The FBI is investigating what it is calling an online computer intrusion that siphoned several hundred thousands of dollars from at least one Chicago area school district’s bank accounts, prompting the school district to beef up its IT network security.
FBI spokesman Ross Rice, who is with the Chicago office, said there had been no arrests or indictments as of press time and that the incident was still under investigation.
Rice said officials believe that some computers at the Crystal Lake, Ill., School District were infected with the Clampi virus. Clampi, which has been associated with a number of banking thefts throughout the country, is designed to steal banking credentials.
"We’ve had similar reports from other school districts in and around the Chicago area, but nothing definitive at this point," Rice said.
Large sums of money were taken from Crystal Lake over the course of a few days in late June and early July, said Superintendent Donn Mendoza. A larger amount initially was reported missing from the Crystal Lake district, but some of the money was recovered and the unauthorized transactions were stopped, leaving the district at a $325,000 net loss, he said.
"We engage in periodic monitoring of our bank accounts, and in the process … we noted irregularities, which then caused us to investigate more, which led to ultimately learning that we had somebody compromise some of our financial accounts," Mendoza said.
After the discovery of the missing funds, Crystal Lake hired an electronic security firm and underwent a comprehensive audit. Some of the recommendations already have been implemented, and the district is in the process of making additional changes. Mendoza also said the district filed an insurance claim to recover the lost money, though the matter had not yet been resolved as of press time.
Security response researchers at Symantec Corp., a company that provides computer security, storage, and systems management solutions, posted a blog entry Sept. 25 addressing the Clampi virus.
"It’s well known that malware is growing more sophisticated, but few threats have had us scratching our heads like Trojan.Clampi," researcher Patrick Fitzgerald wrote. "Trojan.Clampi has been around for a number of years now. During this time it has gone through many iterations, changing its code with a view to avoid detection and also to make it difficult for researchers to analyze."
Fitzgerald explains that Clampi’s code is so complex, it makes it hard for researchers to determine exactly what the virus does.
"It has the capability to download arbitrary binaries that are then stored in the registry and loaded straight to memory, avoiding traditional antivirus scanning techniques that scan files on disk. It remains active on the network, connecting back to a server and waiting for commands. Clampi also has the ability to spread to other machines on the network through network shares–this feature is the reason we are seeing such widespread infections," he wrote.

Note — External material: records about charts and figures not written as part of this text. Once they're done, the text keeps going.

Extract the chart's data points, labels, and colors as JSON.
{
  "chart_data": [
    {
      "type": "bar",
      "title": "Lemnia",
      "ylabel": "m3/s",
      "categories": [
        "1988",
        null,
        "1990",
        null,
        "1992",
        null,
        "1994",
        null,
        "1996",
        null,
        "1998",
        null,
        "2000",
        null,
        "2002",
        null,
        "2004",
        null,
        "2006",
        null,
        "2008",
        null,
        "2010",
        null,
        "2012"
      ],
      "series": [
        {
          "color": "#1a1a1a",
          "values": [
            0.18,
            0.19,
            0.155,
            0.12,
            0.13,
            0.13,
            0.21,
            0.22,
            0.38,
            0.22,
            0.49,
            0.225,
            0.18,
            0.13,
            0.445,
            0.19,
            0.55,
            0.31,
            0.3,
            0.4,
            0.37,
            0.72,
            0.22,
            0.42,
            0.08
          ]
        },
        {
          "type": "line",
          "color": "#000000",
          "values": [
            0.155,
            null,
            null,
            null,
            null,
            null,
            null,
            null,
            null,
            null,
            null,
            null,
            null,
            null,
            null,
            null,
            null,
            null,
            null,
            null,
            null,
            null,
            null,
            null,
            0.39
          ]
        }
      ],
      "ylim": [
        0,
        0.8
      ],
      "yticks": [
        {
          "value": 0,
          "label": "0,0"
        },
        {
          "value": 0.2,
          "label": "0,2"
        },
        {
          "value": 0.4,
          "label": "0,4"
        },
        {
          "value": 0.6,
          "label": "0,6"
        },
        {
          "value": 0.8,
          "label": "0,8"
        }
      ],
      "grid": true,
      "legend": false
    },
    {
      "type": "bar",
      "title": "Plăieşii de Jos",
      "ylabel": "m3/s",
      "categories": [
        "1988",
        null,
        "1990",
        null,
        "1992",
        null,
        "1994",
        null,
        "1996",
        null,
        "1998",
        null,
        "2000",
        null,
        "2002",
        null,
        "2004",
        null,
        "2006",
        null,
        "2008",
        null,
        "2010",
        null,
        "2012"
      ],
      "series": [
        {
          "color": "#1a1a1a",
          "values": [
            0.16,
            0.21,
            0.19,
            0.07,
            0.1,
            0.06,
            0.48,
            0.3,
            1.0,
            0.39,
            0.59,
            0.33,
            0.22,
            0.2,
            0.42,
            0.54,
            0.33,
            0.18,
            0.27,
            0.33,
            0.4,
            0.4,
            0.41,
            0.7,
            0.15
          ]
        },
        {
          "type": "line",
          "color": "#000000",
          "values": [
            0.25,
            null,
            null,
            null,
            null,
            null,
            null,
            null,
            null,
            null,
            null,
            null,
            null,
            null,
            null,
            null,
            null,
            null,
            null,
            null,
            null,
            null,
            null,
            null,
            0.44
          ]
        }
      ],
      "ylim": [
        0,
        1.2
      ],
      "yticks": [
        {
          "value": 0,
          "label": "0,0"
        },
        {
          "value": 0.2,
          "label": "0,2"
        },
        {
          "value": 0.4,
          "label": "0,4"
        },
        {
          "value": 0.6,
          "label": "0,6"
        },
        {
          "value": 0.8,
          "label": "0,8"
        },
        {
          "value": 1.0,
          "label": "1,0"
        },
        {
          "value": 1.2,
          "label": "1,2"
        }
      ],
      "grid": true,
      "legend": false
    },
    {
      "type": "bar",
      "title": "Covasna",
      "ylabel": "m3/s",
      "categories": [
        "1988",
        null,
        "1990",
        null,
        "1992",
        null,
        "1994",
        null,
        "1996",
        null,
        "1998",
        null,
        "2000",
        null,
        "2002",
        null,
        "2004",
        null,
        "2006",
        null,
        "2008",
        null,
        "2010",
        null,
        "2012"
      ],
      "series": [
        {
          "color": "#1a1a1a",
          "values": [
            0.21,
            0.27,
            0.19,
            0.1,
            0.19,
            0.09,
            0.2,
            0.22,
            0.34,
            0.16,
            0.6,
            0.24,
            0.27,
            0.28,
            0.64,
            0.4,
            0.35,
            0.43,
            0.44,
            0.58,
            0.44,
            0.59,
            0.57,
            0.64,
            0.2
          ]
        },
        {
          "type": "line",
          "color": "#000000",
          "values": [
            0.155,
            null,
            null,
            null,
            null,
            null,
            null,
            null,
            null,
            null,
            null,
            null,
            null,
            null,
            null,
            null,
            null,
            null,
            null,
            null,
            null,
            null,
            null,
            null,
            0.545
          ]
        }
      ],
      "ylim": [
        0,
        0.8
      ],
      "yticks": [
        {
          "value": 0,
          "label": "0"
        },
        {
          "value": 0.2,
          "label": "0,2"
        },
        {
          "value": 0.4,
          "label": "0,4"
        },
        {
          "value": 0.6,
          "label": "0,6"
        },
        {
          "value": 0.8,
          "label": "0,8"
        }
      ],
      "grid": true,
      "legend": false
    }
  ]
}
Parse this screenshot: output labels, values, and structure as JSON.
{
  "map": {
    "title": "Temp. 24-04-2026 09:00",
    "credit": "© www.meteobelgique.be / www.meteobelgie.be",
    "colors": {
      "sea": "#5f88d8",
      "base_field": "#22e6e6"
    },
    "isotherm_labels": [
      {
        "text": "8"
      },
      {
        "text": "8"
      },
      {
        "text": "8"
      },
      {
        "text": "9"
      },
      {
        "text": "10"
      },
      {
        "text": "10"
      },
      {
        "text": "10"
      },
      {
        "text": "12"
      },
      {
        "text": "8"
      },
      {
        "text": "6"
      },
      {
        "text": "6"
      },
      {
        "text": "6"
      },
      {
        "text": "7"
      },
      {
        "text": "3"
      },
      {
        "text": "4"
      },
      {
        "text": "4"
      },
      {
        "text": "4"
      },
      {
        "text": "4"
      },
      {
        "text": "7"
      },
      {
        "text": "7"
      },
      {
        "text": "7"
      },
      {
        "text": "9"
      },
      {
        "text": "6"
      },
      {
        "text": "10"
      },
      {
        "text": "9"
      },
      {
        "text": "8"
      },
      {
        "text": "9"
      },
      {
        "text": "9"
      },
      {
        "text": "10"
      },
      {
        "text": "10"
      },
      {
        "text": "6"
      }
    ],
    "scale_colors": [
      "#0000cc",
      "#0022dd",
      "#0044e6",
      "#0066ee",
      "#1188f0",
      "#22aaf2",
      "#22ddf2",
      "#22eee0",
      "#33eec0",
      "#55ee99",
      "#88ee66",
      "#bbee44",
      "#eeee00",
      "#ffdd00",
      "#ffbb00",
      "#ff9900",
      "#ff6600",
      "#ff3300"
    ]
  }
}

Though it’s impossible for a school district to be completely immune to cyber attacks, Mendoza said district officials should take steps to minimize opportunities for cyber criminals to compromise their networks.
"I think this is going to be a challenge from this point forward for all public bodies. The technology issues we’re facing, particularly as it relates to cyber crimes, [are] very sophisticated. And it almost seems like we’re always working to be reactive," he said.
Mendoza said that, in his experience, public school districts rarely engage in formal, comprehensive, third-party IT audits, "which is exactly what we did" after discovering the attack.
"And the recommendations we received were excellent. So I would encourage people to do that," he said. "And make sure that … district security procedures [are] up to date on the latest enhancements and … best practices [in] IT security."
Mendoza said whoever is responsible for handling district finances needs to monitor banking activity daily.
"I would also recommend they have secure protocols in place regarding how … finances are transferred from one account to another," he said. "The other thing I’d recommend is that if districts are doing electronic banking transactions, they take a hard look at what type of encryption and security protocols are in place to ensure the most secure process for moving money from one account to another."